North Carolina's contracting quotas found to be unconstitutional in H.B. Rowe v. Tippett
Author: Ralph W. Kasarda
Under the guise of its Minority Business Enterprise and Woman Business Enterprise Program (MWBE Program), North Carolina has operated a discriminatory public contracting program since 1989. Yesterday, the Fourth Circuit Court of Appeals, in H.B. Rowe v. Tippett, held that most of the MWBE Program is unconstitutional as applied to businesses owned by Hispanics, Asians and women. However, NCDOT may continue to grant preferences to African American and Native American subcontractors.
In 2002, H.B. Rowe Co., a family-owned road construction business submitted the low bid on a state funded road construction project. But the North Carolina Department of Transportation (NCDOT) rejected Rowe's low bid because it failed to meet the quota set for the participation of minority- and women-owned businesses, or demonstrate good faith efforts to do so. The state awarded the contract to another company whose bid included a higher level of minority participation, even though its bid was higher than Rowe's low bid.
In 2003, Rowe filed a lawsuit alleging that the MWBE Program violated the Equal Protection Clause. The United States District Court for the Eastern District of North Carolina found the MWBE Program to be constitutional although it distributes benefits and burdens based on race and sex, and although it was implemented and administered in an unconstitutional manner for several years.

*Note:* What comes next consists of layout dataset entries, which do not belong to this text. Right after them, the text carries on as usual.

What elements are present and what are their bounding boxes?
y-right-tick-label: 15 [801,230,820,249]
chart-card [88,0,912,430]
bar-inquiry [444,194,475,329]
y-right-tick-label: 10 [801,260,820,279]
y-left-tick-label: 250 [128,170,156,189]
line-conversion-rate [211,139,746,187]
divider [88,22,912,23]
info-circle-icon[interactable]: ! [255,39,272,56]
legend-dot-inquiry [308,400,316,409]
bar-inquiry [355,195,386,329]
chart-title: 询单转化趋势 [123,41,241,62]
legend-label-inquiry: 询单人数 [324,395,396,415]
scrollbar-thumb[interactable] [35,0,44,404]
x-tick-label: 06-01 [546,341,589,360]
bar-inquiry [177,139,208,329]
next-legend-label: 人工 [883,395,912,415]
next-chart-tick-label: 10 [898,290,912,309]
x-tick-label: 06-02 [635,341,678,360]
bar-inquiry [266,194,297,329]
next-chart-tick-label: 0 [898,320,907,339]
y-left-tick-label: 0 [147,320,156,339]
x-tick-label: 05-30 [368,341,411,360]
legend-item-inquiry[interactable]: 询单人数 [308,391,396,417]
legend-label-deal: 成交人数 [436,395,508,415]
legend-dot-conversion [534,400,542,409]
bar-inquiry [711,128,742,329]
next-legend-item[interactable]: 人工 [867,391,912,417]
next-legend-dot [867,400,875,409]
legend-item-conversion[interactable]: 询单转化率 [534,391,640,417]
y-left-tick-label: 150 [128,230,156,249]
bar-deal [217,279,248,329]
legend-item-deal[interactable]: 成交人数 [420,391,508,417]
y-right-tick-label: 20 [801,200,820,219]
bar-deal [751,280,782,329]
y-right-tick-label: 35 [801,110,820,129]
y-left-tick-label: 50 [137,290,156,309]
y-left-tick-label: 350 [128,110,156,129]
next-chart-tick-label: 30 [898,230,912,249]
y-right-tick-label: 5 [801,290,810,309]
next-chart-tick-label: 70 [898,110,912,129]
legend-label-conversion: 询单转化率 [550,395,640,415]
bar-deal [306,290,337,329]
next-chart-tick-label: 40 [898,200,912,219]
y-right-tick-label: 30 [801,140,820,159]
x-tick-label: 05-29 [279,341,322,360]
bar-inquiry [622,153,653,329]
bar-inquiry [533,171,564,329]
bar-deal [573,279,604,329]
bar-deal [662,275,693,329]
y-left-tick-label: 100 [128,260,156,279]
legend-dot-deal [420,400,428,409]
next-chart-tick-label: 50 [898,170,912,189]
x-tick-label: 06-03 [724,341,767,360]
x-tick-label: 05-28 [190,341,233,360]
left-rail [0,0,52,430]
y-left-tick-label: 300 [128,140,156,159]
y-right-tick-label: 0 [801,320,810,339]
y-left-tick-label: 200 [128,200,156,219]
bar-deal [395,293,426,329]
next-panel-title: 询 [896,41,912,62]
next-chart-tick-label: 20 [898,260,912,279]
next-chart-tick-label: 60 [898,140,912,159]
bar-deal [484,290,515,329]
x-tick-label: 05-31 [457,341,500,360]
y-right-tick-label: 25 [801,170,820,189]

See the case summary here. H.B. Rowe, represented by PLF attorneys, appealed.
When the government discriminates and gives preferences on the basis of race, that action must be subjected to strict scrutiny, meaning the government's program must be narrowly tailored to further a compelling interest. In the context of public contracting, the government may only have a compelling interest in remedying the effects of past or present discrimination. Furthermore, the government must identify that discrimination with some specificity before it may use race-conscious relief.
Because of a lack of evidence of discrimination, the Fourth Circuit did not believe that North Carolina met its burden of proof with respect to Asian Americans, Hispanic Americans, or women. But using a disparity study's analysis of subcontracting dollars, the court found that disparities existed for businesses owned by African Americans and Native Americans. Based on these disparities and the results of interviews of minority subcontractors reported in the disparity study (no subcontractor testified at the underlying trial), the court concluded that North Carolina was justified in requiring prime contractors to grant preferences on public highway subcontracts to businesses owned by African Americans and Native Americans.
The court's analysis regarding African American and Native American subcontractors is disappointing in several respects. First, the court relied upon statistics from an admittedly flawed disparity study to prove intentional discrimination. In addition to many methodological defects, the disparity study did not factor out through regression analysis important non-discriminatory factors - such as the size and experience of firms - that may have accounted for the disparity on public highway contracts. So the study could not have proven that the disparities were the result of discrimination.
Second, since no witness at the underlying trial testified as to any instance of discrimination, the court relied upon a section of the disparity study that reported on telephone interviews and a few segregated round table discussions in an attempt to bolster the questionable statistics. However, the state conceded that none of this anecdotal information was ever verified.
While there are many other deficiencies in the disparity study that were not mentioned in the court's opinion, the bottom line is that North Carolina cannot require its prime contractors on highway contracts to grant preferences based on race and sex to all minority- and women-owned businesses. In reality, such preferences have been a way of life on NCDOT transportation contracts for over twenty years, and they are likely to continue. The state already has another disparity study, and NCDOT will undoubtedly continue to administer its MWBE Program the same way it has been doing since the program was unconstitutionally implemented in 1989.